The salvation from sin and death that Jesus accomplishes in us is a messy business. The concept of being saved is easy to understand. However, as Jesus comes into our lives through the Holy Spirit, the actual working out of that salvation is hard. We are deeply attached to our sins. We are used to living the old way. We are afraid to change. It takes long seasons to learn to follow the pattern of the New Man.

This messiness seems to be okay with God. He was willing to be born in a dirty stable among smelly animals. He is willing to take up residency within us. There is a pre-communion prayer that says, "Since thou did not disdain to be laid in a manger among unclean beasts, so vouchsafe to enter into our souls and bodies, unclean though they may be through many sins and defilements."

Jesus is willing to remain with us as we struggle with sin, as we return again and again in need of forgiveness and new strength. We are like spiritual toddlers who are in the process of becoming genuinely human. We try to walk and we fall; then we get up and try to walk again-and again and again. Through this process, God promises, "I will never leave you nor forsake you" (Hebrews 13:5, Genesis 28:15, Deuteronomy 31:6,8, Joshua 1:5).

God's presence with us despite our unworthiness is called grace. It is grace, God's unmerited favor towards us in Christ, which saves us. And it is grace, God's unmerited favor, which continues to renew us. We cannot be worthy of grace. We can only be willing-willing to acknowledge that we are not what we are supposed to be and willing to let God do his new work in us.
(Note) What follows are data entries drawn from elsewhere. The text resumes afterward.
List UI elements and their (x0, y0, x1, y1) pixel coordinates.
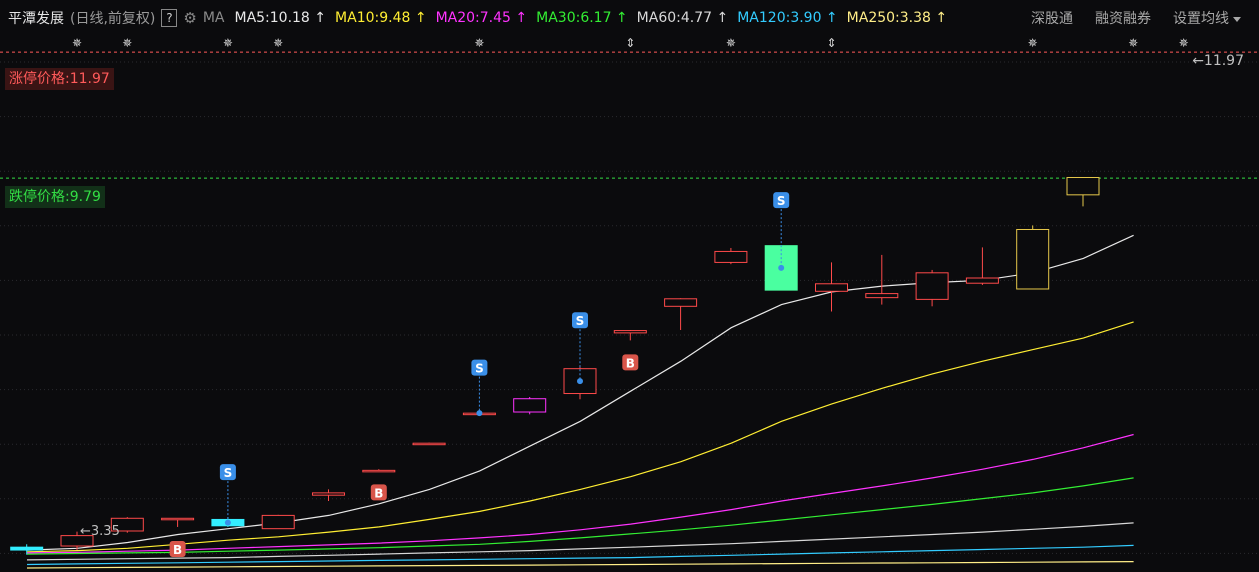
candle-body (1016, 228, 1050, 290)
price-tag-high: ←11.97 (1192, 53, 1244, 69)
candle (915, 269, 949, 307)
buy-badge-label: B (626, 356, 635, 370)
ma-values: MA5:10.18 ↑ MA10:9.48 ↑ MA20:7.45 ↑ MA30:6.… (234, 10, 956, 26)
price-tag-low: ←3.35 (80, 524, 120, 539)
candle-body (10, 546, 44, 551)
trade-markers: S S S S B B B (169, 192, 790, 557)
sell-badge-label: S (224, 466, 233, 480)
ma-value-3: MA30:6.17 ↑ (536, 10, 628, 26)
top-symbol: ✵ (1128, 36, 1138, 50)
top-symbol: ✵ (726, 36, 736, 50)
candle (613, 329, 647, 341)
ma-value-1: MA10:9.48 ↑ (335, 10, 427, 26)
top-symbol: ✵ (122, 36, 132, 50)
candle-body (714, 250, 748, 263)
chart-mode[interactable]: (日线,前复权) (70, 8, 155, 28)
candle (965, 247, 999, 285)
sell-badge-label: S (777, 194, 786, 208)
sell-marker-dot (224, 519, 231, 526)
ma-value-0: MA5:10.18 ↑ (234, 10, 327, 26)
candle-body (362, 469, 396, 473)
candle-body (664, 298, 698, 307)
candle-body (815, 283, 848, 292)
top-symbol: ✵ (474, 36, 484, 50)
top-symbol: ✵ (1179, 36, 1189, 50)
candle-body (865, 293, 899, 299)
candle (412, 442, 446, 446)
sell-marker-dot (577, 378, 583, 385)
top-symbol: ⇕ (826, 36, 836, 50)
candle (1016, 225, 1050, 290)
candle-body (312, 492, 345, 496)
ma-value-2: MA20:7.45 ↑ (435, 10, 528, 26)
menu-ma-settings[interactable]: 设置均线 (1173, 8, 1241, 28)
candle (815, 262, 848, 312)
candlestick-chart[interactable]: S S S S B B B ✵ ✵ ✵ ✵ ✵ ⇕ ✵ ⇕ ✵ ✵ ✵ (0, 0, 1259, 572)
top-symbols: ✵ ✵ ✵ ✵ ✵ ⇕ ✵ ⇕ ✵ ✵ ✵ (72, 36, 1189, 50)
candle (312, 489, 345, 501)
gear-icon[interactable]: ⚙ (183, 9, 196, 27)
buy-badge-label: B (173, 543, 182, 557)
candle-body (1066, 177, 1100, 196)
ma-line-ma60 (26, 522, 1134, 561)
ma-line-ma120 (26, 544, 1134, 566)
top-symbol: ✵ (273, 36, 283, 50)
candle (161, 517, 195, 527)
menu-margin-trading[interactable]: 融资融券 (1095, 8, 1151, 28)
candle-body (412, 442, 446, 446)
top-symbol: ✵ (223, 36, 233, 50)
ma-value-6: MA250:3.38 ↑ (846, 10, 948, 26)
candle-body (915, 272, 949, 300)
top-symbol: ✵ (1028, 36, 1038, 50)
candle (513, 396, 547, 415)
right-menu: 深股通 融资融券 设置均线 (1031, 8, 1241, 28)
candle (1066, 177, 1100, 207)
ma-value-4: MA60:4.77 ↑ (636, 10, 729, 26)
sell-badge-label: S (576, 314, 585, 328)
candles (10, 177, 1100, 555)
buy-badge-label: B (374, 486, 383, 500)
candle (261, 514, 295, 530)
stock-name[interactable]: 平潭发展 (8, 8, 64, 28)
candle (865, 254, 899, 305)
candle-body (513, 398, 547, 413)
ma-label[interactable]: MA (203, 10, 225, 26)
top-symbol: ✵ (72, 36, 82, 50)
candle-body (261, 514, 295, 530)
candle (664, 298, 698, 330)
candle (362, 469, 396, 473)
candle (714, 247, 748, 265)
candle-body (965, 277, 999, 284)
candle-body (161, 517, 195, 521)
top-symbol: ⇕ (625, 36, 635, 50)
ma-line-ma20 (26, 433, 1134, 554)
ma-line-ma10 (26, 321, 1134, 553)
help-icon[interactable]: ? (161, 9, 178, 27)
limit-down-badge: 跌停价格:9.79 (5, 186, 105, 208)
ma-value-5: MA120:3.90 ↑ (737, 10, 838, 26)
sell-badge-label: S (475, 362, 484, 376)
chart-header: 平潭发展 (日线,前复权) ? ⚙ MA MA5:10.18 ↑ MA10:9.4… (0, 0, 1259, 36)
candle-body (613, 330, 647, 334)
menu-shengutong[interactable]: 深股通 (1031, 8, 1073, 28)
grid-lines (0, 61, 1259, 554)
sell-marker-dot (778, 264, 785, 271)
limit-lines (0, 51, 1259, 179)
limit-up-badge: 涨停价格:11.97 (5, 68, 114, 90)
sell-marker-dot (476, 410, 483, 417)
As Titus says, "Not by works of righteousness which we have done, but according to his mercy he saved us by the washing of regeneration and renewal of the Holy Spirit" (3:5).

Many people are comfortable only with a God who is way out there somewhere, who is transcendent and completely separated from the messy human experience. Christmas presents us with a God who has come down to save us. Christmas presents us with a God who is very close. As St. Matthew explains, "They shall call his name Immanuel, which means 'God with us'" (1:23).

"For unto you is born this day in the city of David a saviour, which is Christ the Lord."